Across the country, there are up to 4,000 motor coach companies. The industry has expanded by 5 to 7 percent over the past six years, mainly because of the spread of casinos, a top destination for buses. Similar to the airline and trucking industries which were deregulated in the 1970s and '80s, the charter and tour bus business has seen a proliferation of hundreds of new companies, including fly-by-night operations that lack the resources to maintain safe equipment and properly train employees, and go in and out of business. Custom Bus Charters was the newest bus operator in the New Orleans area.

For the most part, these companies are nonunion operations where workers lack the slightest protection against work overloads and long, irregular hours, two factors that contribute to fatigue and accidents. According to a spokesman from the Amalgamated Transit Union in New Orleans, representing city transit workers, charter bus companies in Louisiana pay between $6 and $10 an hour. In comparison, city bus drivers earn $14.25 an hour and Greyhound drivers are paid even more.

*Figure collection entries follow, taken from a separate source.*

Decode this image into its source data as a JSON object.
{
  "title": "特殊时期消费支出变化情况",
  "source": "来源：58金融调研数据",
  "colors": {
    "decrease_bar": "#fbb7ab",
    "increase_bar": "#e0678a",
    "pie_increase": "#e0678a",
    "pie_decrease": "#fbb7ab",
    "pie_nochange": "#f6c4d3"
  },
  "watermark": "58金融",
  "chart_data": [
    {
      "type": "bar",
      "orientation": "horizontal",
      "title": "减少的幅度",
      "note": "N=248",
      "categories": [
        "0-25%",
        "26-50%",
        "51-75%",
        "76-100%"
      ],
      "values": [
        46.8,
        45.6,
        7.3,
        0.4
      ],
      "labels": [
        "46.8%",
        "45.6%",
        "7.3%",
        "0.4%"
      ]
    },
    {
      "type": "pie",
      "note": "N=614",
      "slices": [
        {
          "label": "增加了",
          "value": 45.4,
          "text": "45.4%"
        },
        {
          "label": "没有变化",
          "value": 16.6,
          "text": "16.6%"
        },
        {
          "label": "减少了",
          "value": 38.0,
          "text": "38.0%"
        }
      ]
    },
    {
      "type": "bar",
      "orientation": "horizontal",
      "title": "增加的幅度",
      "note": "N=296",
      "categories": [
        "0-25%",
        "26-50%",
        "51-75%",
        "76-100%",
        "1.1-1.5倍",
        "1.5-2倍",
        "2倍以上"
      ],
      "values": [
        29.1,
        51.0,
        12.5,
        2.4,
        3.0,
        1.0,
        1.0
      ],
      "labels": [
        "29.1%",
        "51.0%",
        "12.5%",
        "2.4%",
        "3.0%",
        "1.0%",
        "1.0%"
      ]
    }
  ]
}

There are indications that Custom Bus Charters management was aware of Bedell's medical condition. Last August a physician sent a note to the company informing them that Bedell suffered from congestive heart failure, a condition that would automatically disqualify him from continuing to drive. Nevertheless the doctor—it is not known whether he was a company doctor or not—returned Bedell to work. Given the shortage of drivers willing to work for low wages, it is likely that management considered Bedell, a worker with nearly 20 years driving experience and a Commercial Drivers License, too good a bargain to give up.

If this were an isolated case it might be written off as a problem of a “bad” driver, or even a single, negligent employer. But fatalities and injuries on buses, which have long been considered a safer form of transportation than cars and planes, is on the rise. Just four days after the Louisiana accident a tour bus returning to San Francisco from Yosemite National Park ran off the highway and plunged into a ravine, injuring 27 of the 30 people on board.

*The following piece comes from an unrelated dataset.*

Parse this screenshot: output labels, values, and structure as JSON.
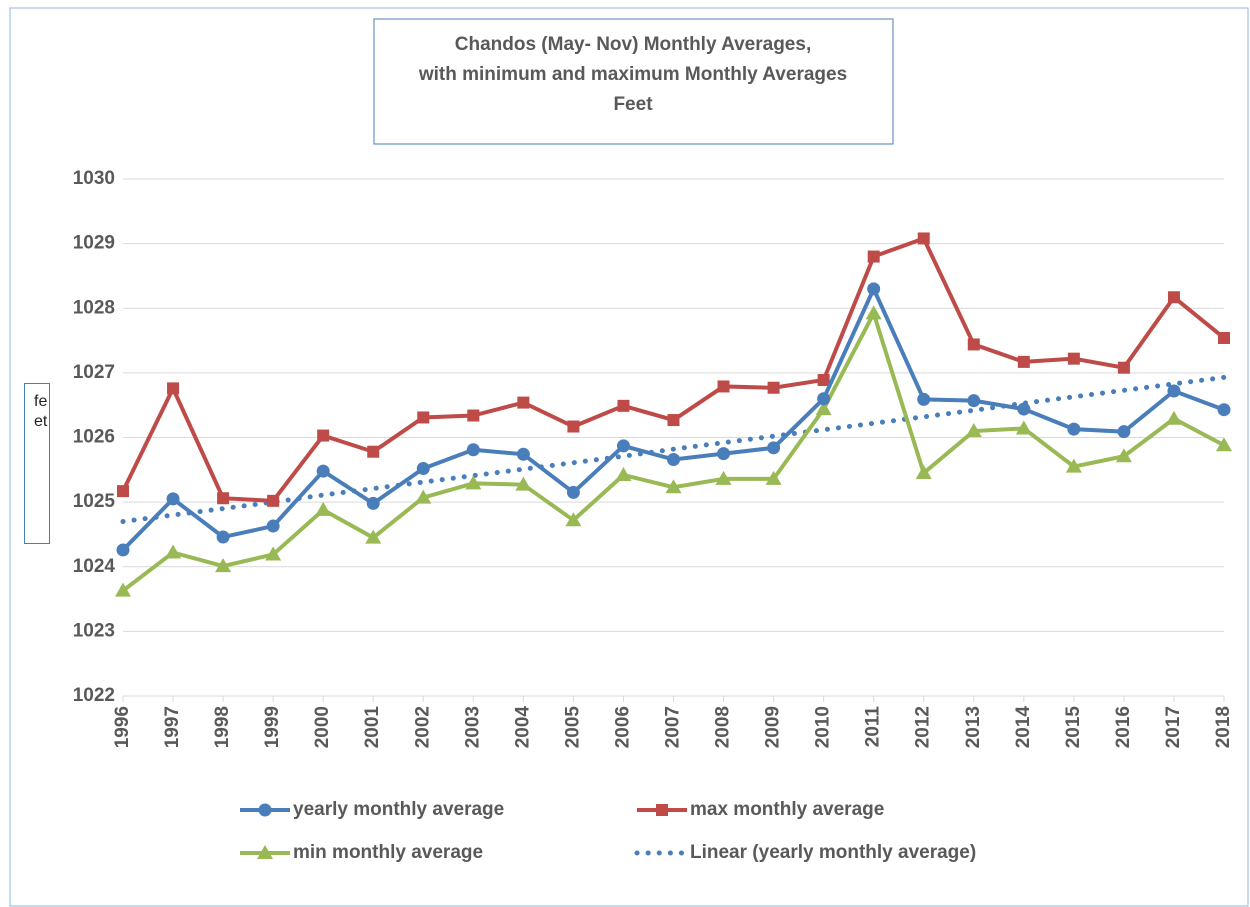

After studying two earlier fatal charter bus accidents—one in Indiana in 1995, the other in Virginia in 1997—NTSB safety inspectors last February made a series of proposals to the US Department of Transportation. These included a process making it easier to shut down a bus company for repeated safety violations. The NTSB also found that the most dangerous aspect of a crash is passenger ejection. In the past the NTSB has recommended that federal regulators make seat belts on tour buses mandatory.

Bus companies have strenuously opposed seat belts because they would have to refit buses with stronger—and more expensive—seats and floors. Bob Francis, NTSB vice chairman and leader of the investigation into the Louisiana crash, said government regulators have not forced bus companies to install seat belts on the grounds that it would be too expensive in the fiercely competitive tour bus industry. Federal regulators, he admitted, first subject all NTSB recommendations to a cost-benefit analysis.

There is one other factor that has not been mentioned in the press, and that is the culpability of the casino industry. Casinos establish joint ventures with bus companies to ship as many as people as possible into their gaming rooms, with little or no concern about safety. They particularly target the elderly who generally lack other forms of recreation and stimulation, because what little savings they have are a lucrative source of profit. While it follows logically that the elderly require even greater safety precautions than other passengers, neither the bus companies nor the casinos are willing to pay the cost.